Dans un communiqué officiel signé par le Directeur général de l’AZES, Auguy Bolanda Menga Momene et daté du 26 juin 2025, la Direction Générale de l’Agence des Zones Économiques Spéciales (AZES) a rappelé l’ensemble des services de l’État à l’ordre, dénonçant une multiplication non coordonnée des missions techniques, administratives et fiscales dans les entreprises opérant au sein des ZES implantées sur le territoire congolais.
Vers une gestion harmonisée des interventions étatiques
Conformément à l’article 23 de la Loi n°14/022 du 7 juillet 2014, modifiée et complétée par l’Ordonnance-loi n°23/020 du 1er septembre 2023, l’AZES insiste sur le fait que toute intervention administrative ou fiscale dans une ZES doit se faire en coordination étroite avec l’autorité publique en charge de leur gestion.
« Les inspections, ainsi que les contrôles administratifs et fiscaux effectués par les services de l’État ne peuvent avoir lieu dans les ZES qu’en coordination avec l’établissement public en charge de l’administration des ZES et de l’Aménageur ou du Gestionnaire », a rappelé le communiqué.
Procédure obligatoire pour toute mission dans une ZES
Désormais, toute mission projetée dans une ZES par un service de l’État devra faire l’objet d’une demande écrite adressée au Directeur général de l’AZES, accompagnée de l’ordre de mission.

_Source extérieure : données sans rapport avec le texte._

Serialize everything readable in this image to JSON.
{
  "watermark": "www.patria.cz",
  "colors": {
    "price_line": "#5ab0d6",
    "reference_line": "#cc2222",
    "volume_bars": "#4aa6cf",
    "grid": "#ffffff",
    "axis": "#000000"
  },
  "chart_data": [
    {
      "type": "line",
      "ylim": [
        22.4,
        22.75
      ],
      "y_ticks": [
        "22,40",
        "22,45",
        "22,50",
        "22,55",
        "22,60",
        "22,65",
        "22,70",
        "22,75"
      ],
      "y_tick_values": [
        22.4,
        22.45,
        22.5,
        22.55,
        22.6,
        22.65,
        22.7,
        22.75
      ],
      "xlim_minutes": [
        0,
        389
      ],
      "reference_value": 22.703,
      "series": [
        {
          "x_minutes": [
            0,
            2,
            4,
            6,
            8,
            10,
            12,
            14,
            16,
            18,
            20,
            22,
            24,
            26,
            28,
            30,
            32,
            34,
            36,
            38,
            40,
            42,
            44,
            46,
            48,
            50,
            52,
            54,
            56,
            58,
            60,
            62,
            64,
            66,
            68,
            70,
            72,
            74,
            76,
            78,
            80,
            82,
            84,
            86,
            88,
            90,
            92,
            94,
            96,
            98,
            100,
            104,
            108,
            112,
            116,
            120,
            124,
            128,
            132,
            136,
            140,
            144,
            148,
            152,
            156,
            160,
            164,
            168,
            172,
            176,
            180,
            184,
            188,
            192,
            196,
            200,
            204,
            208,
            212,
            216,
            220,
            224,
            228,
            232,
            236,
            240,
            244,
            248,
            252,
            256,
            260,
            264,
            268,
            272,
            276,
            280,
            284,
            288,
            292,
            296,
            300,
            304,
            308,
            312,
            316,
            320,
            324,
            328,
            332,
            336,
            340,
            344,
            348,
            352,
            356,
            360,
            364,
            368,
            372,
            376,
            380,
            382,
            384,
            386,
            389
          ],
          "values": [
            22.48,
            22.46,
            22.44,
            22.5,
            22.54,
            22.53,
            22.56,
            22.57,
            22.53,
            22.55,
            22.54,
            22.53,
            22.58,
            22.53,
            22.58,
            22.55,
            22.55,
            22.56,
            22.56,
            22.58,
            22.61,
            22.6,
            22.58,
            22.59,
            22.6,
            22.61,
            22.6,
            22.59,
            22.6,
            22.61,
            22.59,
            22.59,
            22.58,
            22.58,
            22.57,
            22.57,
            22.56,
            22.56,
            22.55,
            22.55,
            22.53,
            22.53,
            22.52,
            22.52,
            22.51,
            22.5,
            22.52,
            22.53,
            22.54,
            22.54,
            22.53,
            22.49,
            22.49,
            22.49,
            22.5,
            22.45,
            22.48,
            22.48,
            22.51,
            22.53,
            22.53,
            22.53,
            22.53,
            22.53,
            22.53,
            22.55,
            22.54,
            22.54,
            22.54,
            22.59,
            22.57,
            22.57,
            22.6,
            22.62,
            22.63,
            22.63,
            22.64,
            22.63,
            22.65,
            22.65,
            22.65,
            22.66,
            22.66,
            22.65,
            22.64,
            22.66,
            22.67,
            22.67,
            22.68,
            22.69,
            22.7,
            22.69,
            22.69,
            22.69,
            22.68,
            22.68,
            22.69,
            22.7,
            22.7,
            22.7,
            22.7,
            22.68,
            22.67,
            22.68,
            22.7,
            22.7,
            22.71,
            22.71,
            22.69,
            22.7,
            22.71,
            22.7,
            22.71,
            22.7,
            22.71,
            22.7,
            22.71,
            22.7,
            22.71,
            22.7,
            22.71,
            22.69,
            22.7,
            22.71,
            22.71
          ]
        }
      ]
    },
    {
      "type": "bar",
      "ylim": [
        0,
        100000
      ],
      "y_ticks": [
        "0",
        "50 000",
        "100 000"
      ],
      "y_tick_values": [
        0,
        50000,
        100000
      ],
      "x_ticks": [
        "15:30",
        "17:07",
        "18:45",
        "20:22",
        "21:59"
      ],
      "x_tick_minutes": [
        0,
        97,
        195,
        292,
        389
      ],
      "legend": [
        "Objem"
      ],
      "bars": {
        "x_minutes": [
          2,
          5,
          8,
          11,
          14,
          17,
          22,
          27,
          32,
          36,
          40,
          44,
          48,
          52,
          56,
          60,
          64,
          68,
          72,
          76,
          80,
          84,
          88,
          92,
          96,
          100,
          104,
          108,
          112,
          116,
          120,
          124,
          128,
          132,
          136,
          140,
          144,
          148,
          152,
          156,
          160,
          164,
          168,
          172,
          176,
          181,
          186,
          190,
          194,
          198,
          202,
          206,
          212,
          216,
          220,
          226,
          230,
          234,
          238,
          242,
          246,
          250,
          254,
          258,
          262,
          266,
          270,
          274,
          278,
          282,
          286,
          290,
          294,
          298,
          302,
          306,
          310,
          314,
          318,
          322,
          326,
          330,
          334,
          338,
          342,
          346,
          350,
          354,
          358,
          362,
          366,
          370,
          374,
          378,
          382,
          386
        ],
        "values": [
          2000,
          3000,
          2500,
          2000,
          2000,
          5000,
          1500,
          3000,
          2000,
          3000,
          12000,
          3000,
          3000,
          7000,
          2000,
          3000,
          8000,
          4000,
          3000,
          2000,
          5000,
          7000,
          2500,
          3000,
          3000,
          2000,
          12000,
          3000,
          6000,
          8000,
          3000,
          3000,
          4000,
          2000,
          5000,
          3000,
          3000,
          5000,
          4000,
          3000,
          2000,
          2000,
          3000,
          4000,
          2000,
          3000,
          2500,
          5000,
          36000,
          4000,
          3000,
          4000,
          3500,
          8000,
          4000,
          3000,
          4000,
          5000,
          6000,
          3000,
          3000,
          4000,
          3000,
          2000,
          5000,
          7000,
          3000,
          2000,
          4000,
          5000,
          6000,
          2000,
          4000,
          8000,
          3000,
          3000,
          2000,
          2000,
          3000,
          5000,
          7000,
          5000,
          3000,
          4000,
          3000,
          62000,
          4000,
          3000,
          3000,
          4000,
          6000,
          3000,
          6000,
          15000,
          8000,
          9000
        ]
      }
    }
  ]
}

L’objectif est d’assurer une coordination efficiente entre les parties concernées, d’éviter les chevauchements, les confusions de compétences et toute entrave au bon fonctionnement des entreprises opérant dans ces zones stratégiques pour le développement économique du pays.
Le communiqué a prévenu que les conclusions issues de missions non autorisées ou menées en dehors de cette procédure ne seront pas prises en compte.
Un appel à la responsabilité et à la collaboration interinstitutionnelle
Dans une démarche visant à assainir l’environnement administratif, l’AZES en appelle à la collaboration stricte de tous les services publics pour garantir un climat des affaires serein et propice à l’investissement dans les ZES.
Cette exigence de coordination vise à renforcer la crédibilité du pays face aux investisseurs, en instaurant des pratiques claires, transparentes et respectueuses des règles de gouvernance.